Psychological Complexity

The picture conceives the deeply depressed Hart in the show Oklahoma!'s premiere Manhattan spectators in 1943, looking on with jealous anguish as the show proceeds, loathing its bland sentimentality, hating the exclamation point at the finish of the heading, but heartsinkingly aware of how lethally effective it is. He understands a smash when he views it – and feels himself descending into failure.

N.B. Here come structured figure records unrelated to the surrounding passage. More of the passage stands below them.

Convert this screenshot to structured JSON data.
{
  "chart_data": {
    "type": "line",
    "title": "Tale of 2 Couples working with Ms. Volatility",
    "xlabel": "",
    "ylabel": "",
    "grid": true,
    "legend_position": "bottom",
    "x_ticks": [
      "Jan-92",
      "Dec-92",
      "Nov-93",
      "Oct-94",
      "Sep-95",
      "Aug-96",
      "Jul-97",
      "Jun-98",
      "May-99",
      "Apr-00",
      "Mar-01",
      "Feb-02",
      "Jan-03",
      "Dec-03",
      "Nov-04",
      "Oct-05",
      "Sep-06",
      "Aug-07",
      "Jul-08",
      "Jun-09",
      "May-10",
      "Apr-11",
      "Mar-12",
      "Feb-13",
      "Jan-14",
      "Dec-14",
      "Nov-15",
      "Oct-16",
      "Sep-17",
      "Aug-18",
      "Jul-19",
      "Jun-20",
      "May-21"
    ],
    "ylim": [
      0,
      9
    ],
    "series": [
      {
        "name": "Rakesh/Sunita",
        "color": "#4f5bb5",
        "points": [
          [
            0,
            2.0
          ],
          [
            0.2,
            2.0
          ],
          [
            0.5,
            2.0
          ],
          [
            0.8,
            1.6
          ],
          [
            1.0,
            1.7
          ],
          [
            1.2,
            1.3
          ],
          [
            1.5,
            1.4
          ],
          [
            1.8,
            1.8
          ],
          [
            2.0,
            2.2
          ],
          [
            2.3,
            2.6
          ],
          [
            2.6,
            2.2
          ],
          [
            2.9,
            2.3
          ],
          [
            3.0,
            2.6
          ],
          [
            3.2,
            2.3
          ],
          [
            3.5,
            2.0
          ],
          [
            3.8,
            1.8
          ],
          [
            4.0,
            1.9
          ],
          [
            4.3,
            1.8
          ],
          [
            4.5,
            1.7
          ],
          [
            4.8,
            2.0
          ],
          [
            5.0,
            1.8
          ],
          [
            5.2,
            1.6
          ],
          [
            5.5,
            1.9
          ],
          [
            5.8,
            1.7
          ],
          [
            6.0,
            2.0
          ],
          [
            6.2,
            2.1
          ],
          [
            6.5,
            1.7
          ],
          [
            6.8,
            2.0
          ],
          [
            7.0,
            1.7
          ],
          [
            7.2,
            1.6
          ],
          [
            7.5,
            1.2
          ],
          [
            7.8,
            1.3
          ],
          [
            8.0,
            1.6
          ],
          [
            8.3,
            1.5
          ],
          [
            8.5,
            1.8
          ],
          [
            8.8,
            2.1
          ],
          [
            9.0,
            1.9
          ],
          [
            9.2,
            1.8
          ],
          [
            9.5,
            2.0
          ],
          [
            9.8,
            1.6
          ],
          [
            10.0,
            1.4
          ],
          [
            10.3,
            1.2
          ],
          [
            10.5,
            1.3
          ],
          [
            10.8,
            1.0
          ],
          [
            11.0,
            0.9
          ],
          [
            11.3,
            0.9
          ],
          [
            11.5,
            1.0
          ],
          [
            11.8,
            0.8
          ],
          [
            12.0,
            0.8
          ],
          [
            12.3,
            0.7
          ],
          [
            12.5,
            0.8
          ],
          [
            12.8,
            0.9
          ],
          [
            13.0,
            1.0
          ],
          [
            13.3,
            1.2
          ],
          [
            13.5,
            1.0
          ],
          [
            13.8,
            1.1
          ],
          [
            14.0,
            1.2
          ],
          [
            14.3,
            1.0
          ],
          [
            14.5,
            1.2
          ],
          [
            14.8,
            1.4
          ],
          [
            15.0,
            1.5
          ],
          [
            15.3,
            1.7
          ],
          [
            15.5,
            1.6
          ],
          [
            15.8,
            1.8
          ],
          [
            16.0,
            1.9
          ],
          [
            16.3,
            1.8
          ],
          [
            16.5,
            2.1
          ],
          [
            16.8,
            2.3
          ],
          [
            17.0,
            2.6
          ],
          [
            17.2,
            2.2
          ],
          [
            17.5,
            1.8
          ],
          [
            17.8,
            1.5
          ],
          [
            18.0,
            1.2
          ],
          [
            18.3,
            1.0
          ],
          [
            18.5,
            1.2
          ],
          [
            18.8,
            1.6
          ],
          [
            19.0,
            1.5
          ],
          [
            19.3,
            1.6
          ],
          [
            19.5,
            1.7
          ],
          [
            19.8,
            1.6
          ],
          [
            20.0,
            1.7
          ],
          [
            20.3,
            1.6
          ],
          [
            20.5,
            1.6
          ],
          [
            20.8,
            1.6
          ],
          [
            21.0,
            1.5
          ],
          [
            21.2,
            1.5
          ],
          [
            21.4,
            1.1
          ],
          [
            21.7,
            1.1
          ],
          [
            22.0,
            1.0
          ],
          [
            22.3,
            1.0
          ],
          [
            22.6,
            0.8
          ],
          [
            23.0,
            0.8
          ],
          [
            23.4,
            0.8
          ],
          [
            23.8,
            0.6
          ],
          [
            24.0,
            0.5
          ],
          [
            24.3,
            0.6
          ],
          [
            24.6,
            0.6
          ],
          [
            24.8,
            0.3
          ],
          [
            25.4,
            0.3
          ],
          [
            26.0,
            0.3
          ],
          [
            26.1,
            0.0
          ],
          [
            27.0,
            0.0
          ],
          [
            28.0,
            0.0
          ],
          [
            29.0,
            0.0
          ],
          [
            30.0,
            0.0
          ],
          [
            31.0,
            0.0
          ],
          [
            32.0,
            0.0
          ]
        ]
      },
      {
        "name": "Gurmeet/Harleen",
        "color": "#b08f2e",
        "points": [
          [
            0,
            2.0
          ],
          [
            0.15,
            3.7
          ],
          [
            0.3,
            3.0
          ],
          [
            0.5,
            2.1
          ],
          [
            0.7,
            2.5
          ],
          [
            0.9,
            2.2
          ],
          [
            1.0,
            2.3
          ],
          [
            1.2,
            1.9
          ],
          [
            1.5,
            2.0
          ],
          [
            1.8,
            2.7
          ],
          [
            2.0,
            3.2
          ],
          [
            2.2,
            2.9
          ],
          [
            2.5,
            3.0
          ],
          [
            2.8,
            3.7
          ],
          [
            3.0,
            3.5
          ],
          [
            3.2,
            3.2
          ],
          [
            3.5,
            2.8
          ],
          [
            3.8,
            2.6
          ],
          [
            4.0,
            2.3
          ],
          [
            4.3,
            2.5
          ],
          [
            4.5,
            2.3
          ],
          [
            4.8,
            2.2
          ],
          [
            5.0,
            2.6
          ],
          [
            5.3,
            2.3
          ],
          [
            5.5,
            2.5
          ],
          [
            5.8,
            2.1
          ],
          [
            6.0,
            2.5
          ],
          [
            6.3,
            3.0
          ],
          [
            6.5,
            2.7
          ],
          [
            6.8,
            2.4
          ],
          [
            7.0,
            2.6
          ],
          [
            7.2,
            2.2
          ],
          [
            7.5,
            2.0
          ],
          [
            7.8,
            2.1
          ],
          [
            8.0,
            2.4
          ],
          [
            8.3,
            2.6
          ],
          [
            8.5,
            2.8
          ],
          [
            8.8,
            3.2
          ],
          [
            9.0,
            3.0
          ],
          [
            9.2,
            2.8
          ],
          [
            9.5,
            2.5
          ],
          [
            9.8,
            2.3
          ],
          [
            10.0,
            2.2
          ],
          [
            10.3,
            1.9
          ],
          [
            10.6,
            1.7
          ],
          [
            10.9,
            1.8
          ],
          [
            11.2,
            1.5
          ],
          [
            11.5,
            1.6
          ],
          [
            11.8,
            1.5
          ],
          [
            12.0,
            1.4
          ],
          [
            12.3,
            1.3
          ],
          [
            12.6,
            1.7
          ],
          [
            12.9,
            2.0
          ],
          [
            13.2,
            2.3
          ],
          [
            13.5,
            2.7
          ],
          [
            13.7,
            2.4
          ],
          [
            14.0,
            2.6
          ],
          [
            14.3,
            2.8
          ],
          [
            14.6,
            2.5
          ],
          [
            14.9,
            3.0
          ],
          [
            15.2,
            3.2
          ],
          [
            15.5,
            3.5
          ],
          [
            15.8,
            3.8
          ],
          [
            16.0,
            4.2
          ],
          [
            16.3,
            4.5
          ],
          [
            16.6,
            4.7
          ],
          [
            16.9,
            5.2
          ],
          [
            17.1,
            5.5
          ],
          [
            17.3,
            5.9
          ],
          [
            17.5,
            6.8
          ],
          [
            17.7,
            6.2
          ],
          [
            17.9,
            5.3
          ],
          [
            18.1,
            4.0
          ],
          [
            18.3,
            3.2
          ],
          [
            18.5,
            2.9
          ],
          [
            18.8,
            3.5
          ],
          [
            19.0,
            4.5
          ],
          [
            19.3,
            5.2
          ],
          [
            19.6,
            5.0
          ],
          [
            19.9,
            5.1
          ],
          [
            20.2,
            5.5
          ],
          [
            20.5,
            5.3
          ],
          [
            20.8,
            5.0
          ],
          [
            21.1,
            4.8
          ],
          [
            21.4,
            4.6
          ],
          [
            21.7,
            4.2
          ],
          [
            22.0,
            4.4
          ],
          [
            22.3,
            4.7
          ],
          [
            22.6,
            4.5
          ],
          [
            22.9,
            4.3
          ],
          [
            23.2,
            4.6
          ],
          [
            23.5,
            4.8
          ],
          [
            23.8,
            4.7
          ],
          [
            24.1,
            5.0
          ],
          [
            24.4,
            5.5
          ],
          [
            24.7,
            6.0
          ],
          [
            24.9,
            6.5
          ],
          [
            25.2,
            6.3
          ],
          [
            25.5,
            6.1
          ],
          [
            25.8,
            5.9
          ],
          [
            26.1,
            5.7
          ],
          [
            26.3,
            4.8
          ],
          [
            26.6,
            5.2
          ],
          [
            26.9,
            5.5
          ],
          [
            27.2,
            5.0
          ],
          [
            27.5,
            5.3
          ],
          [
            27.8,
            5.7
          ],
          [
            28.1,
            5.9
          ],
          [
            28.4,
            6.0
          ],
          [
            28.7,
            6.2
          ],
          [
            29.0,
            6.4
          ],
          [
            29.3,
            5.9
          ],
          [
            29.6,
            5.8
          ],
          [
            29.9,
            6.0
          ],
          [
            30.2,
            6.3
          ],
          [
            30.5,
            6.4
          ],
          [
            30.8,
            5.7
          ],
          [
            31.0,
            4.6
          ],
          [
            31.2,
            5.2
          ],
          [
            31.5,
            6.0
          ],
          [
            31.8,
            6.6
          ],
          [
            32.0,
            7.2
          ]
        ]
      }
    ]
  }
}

Before the intermission, Lorenz Hart miserably ducks out and goes to the pub at the establishment Sardi's where the balance of the picture unfolds, and waits for the (inevitably) triumphant Oklahoma! company to arrive for their after-party. He realizes it is his entertainment obligation to compliment Rodgers, to act as if things are fine. With suave restraint, the performer Andrew Scott portrays Richard Rodgers, obviously uncomfortable at what both are aware is Hart's embarrassment; he gives a pacifier to his self-esteem in the guise of a brief assignment creating additional tunes for their existing show A Connecticut Yankee, which only makes it worse.

  • Bobby Cannavale portrays the barkeeper who in conventional manner listens sympathetically to Hart's monologues of acerbic misery
  • Actor Patrick Kennedy portrays author EB White, to whom Lorenz Hart accidentally gives the idea for his kids' story the novel Stuart Little
  • Margaret Qualley acts as Elizabeth Weiland, the inaccessibly lovely Ivy League pupil with whom the picture conceives Lorenz Hart to be intricately and masochistically in love

Lorenz Hart has previously been abandoned by Rodgers. Surely the world can’t be so cruel as to cause him to be spurned by Weiland as well? But Margaret Qualley mercilessly depicts a girl who wishes Lorenz Hart to be the laughing, platonic friend to whom she can confide her exploits with young men – as well of course the Broadway power broker who can further her career.

Standout Roles

Hawke demonstrates that Lorenz Hart to a degree enjoys spectator's delight in listening to these boys but he is also truly, sadly infatuated with Elizabeth Weiland and the film tells us about a factor seldom addressed in pictures about the world of musical theatre or the movies: the dreadful intersection between professional and romantic failure. Yet at some level, Hart is boldly cognizant that what he has attained will persist. It’s a terrific performance from Hawke. This might become a stage musical – but who will write the tunes?

Blue Moon premiered at the London movie festival; it is out on October 17 in the United States, 14 November in the Britain and on January 29 in Australia.

Joel Benson
Joel Benson

A certified personal trainer and wellness coach with over a decade of experience in helping individuals achieve their fitness goals.